Here are five pieces of narrative non-fiction that you must read:*
Some Dreamers of the Golden Dream, Joan Didion
Didion, one of those writers with what Graham Greene called “a chip of ice in the heart”, recounts a true-life case in Sixties California as if it was a James M Cain murder novel with the hot and dusty Santa Ana winds driving a wife to murder. “It is the season of suicide and divorce and prickly dread wherever the winds blow,” she writes. Didion is especially brilliant at metaphor, and has a killer final image — as the adulterous wife’s lover goes up the aisle for a second time, Didion details her wedding dress, ending with the words, “a coronet of seed pearls held her illusion veil.” (Slouching Towards Bethlehem, Zola Books, 2015)

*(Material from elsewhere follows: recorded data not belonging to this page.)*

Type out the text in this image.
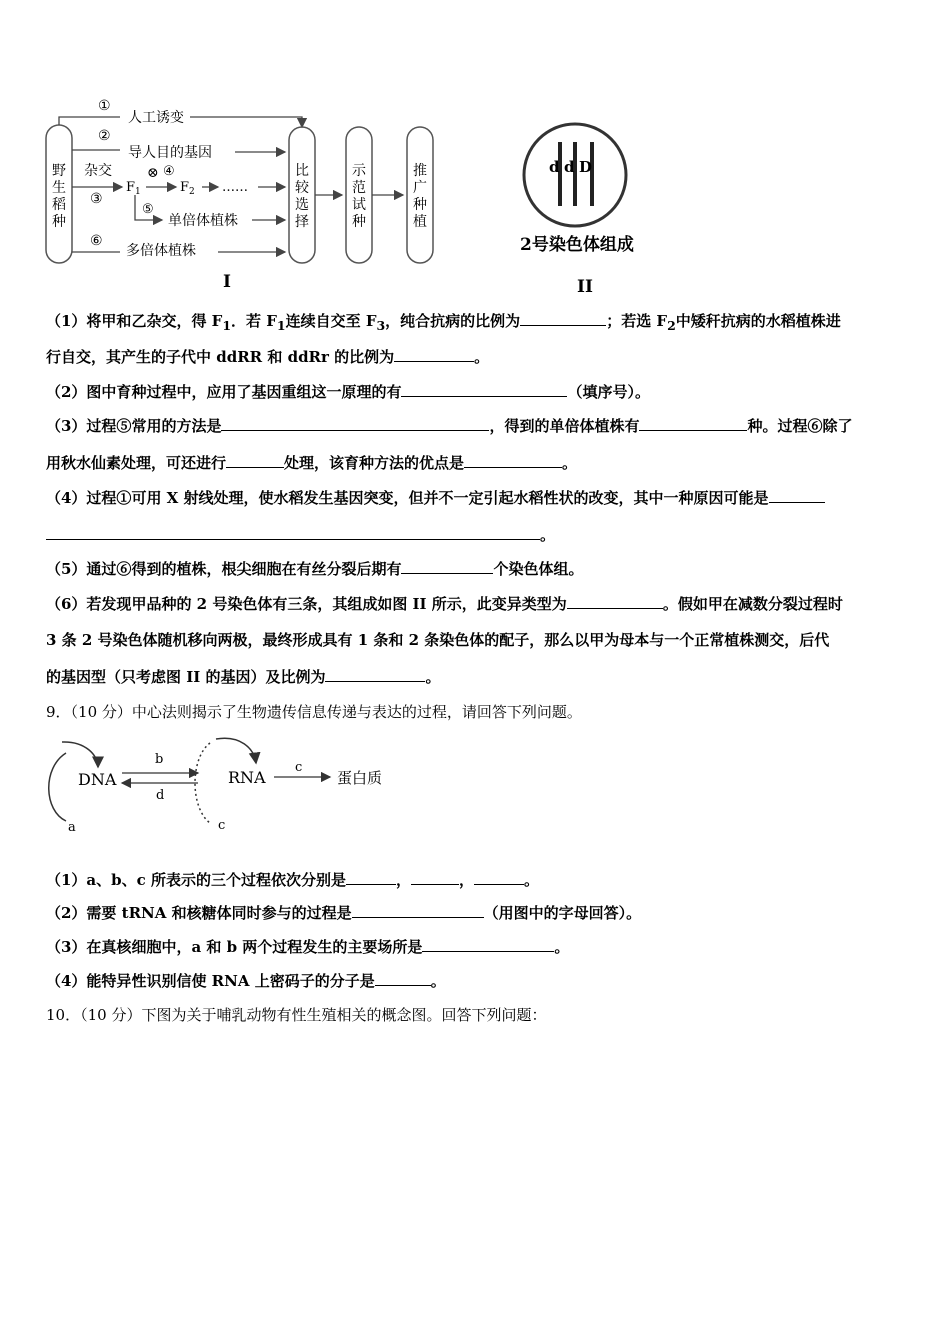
野
生
稻
种
①
人工诱变
②
导人目的基因
杂交
③
$F_1$
⊗ ④
$F_2$ ……
⑤
单倍体植株
⑥
多倍体植株
比
较
选
择
示
范
试
种
推
广
种
植
I
d d D
2号染色体组成
II
（1）将甲和乙杂交，得 $F_1$．若 $F_1$连续自交至 $F_3$，纯合抗病的比例为	；若选 $F_2$中矮秆抗病的水稻植株进
行自交，其产生的子代中 ddRR 和 ddRr 的比例为	。
（2）图中育种过程中，应用了基因重组这一原理的有	（填序号）。
（3）过程⑤常用的方法是	，得到的单倍体植株有	种。过程⑥除了
用秋水仙素处理，可还进行	处理，该育种方法的优点是	。
（4）过程①可用 X 射线处理，使水稻发生基因突变，但并不一定引起水稻性状的改变，其中一种原因可能是
。
（5）通过⑥得到的植株，根尖细胞在有丝分裂后期有	个染色体组。
（6）若发现甲品种的 2 号染色体有三条，其组成如图 II 所示，此变异类型为	。假如甲在减数分裂过程时
3 条 2 号染色体随机移向两极，最终形成具有 1 条和 2 条染色体的配子，那么以甲为母本与一个正常植株测交，后代
的基因型（只考虑图 II 的基因）及比例为	。
9．（10 分）中心法则揭示了生物遗传信息传递与表达的过程，请回答下列问题。
DNA
a
b
d
RNA
c
c
蛋白质
（1）a、b、c 所表示的三个过程依次分别是	，	，	。
（2）需要 tRNA 和核糖体同时参与的过程是	（用图中的字母回答）。
（3）在真核细胞中，a 和 b 两个过程发生的主要场所是	。
（4）能特异性识别信使 RNA 上密码子的分子是	。
10．（10 分）下图为关于哺乳动物有性生殖相关的概念图。回答下列问题：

The Muses Are Heard, Truman Capote
Capote was one of the first American writers to introduce fiction techniques into journalism. This 1956 piece for The New Yorker recounts a visit to Moscow by the Broadway cast of Porgy and Bess. Capote dizzyingly described himself as “a Semantic Paganini” and it is hard to argue against his almost perfect ear. The author went on to write the classic non-fiction novel In Cold Blood. (A Capote Reader, Penguin Classics, 2002)

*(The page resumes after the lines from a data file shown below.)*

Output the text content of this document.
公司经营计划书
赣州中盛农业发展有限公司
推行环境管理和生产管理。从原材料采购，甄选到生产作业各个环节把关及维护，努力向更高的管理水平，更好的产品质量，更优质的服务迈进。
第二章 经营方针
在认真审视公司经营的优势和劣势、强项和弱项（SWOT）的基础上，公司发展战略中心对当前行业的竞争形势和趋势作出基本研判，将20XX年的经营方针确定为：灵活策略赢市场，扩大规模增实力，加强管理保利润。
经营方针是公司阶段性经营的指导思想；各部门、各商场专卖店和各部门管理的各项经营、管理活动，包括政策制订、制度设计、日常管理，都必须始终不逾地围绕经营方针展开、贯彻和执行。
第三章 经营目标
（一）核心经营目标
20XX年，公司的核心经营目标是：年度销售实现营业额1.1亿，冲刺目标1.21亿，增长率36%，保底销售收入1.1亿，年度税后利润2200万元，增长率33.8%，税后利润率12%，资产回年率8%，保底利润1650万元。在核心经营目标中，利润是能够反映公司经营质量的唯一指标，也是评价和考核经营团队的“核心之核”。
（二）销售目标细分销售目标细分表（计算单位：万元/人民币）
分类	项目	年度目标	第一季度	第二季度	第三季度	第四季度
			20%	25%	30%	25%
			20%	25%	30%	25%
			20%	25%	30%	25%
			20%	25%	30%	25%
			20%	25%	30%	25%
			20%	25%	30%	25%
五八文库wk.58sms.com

Ten Thousand Words a Minute, Norman Mailer
After pooh-poohing what Truman Capote had done in In Cold Blood, Mailer embraced the concept wholeheartedly writing a string of brilliant non-fiction books including the Pulitzer Prize-winning The Executioner’s Song. Poet Robert Lowell called him the greatest journalist in America (“I thought I was the greatest novelist in America,” the pugnacious Mailer replied). This 1962 magazine piece for Esquire has some of the best prose I have ever read, as Mailer describes the moment when boxer Emile Griffith kills his opponent in the ring: “Some part of his death reached out to us. One felt it hover in the air. He was still standing in the ropes, trapped as he had been before, he gave some little half-smile of regret, as if he was saying, ‘I didn’t know I was going to die just yet,’ and then, his head, leaning back but still erect, his death came to breathe about him, and he sank slowly to the floor. He went down more slowly than any fighter had ever gone down, he went down like a large ship that turns on end and slides second by second into its grave. As he went down, the sound of Griffith’s punches echoed in the mind like a heavy ax in the distance chopping into a wet log.” If that isn’t exciting writing, I don’t know what is. (The Time of Our Time, Abacus 1999)
War, Sebastian Junger
If you want to know what it’s like to be in the stinking furnace of Afghanistan with white-hot tracer bullets zipping past you, read this book. Junger spent a year living with a forward platoon of American soldiers in the Korengal Valley, reputed to be the deadliest valley in Afghanistan. It gets you inside the mind of a US Marine, the ghostly exhaustion of a tour of duty and how the entire US Army acts as support for this tip of the spear. This book was pulled together from Vanity Fair articles — one of the last places which still does this long-form journalism — and also provided the basis for the Academy Award-nominated documentary Restrepo. (War, Fourth Estate 2010)
A Supposedly Fun Thing I’ll Never Do Again, David Foster Wallace
Funny is money, as the show business saying goes, and David Foster Wallace’s account of a holiday cruise in the Caribbean had me shaking with laughter when I first read it. Being funny is difficult in print. It usually involves using exclamation marks! which, to my mind, are like somebody putting on a red nose and doing jazz hands. Foster Wallace is hilarious throughout this account of a ghastly trip on one of those mid-level, all-inclusive cruises. Another of Foster Wallace’s pieces of reportage for Harper’s, A Visit to the Fair, made me laugh so much I thought I was going to be sick. (A Supposedly Fun Thing I’ll Never Do Again, Abacus 2012)
*As the form originated in the States, I have restricted my selection to American writers — I would be grateful for any recommendations from France, Germany, Japan, etc.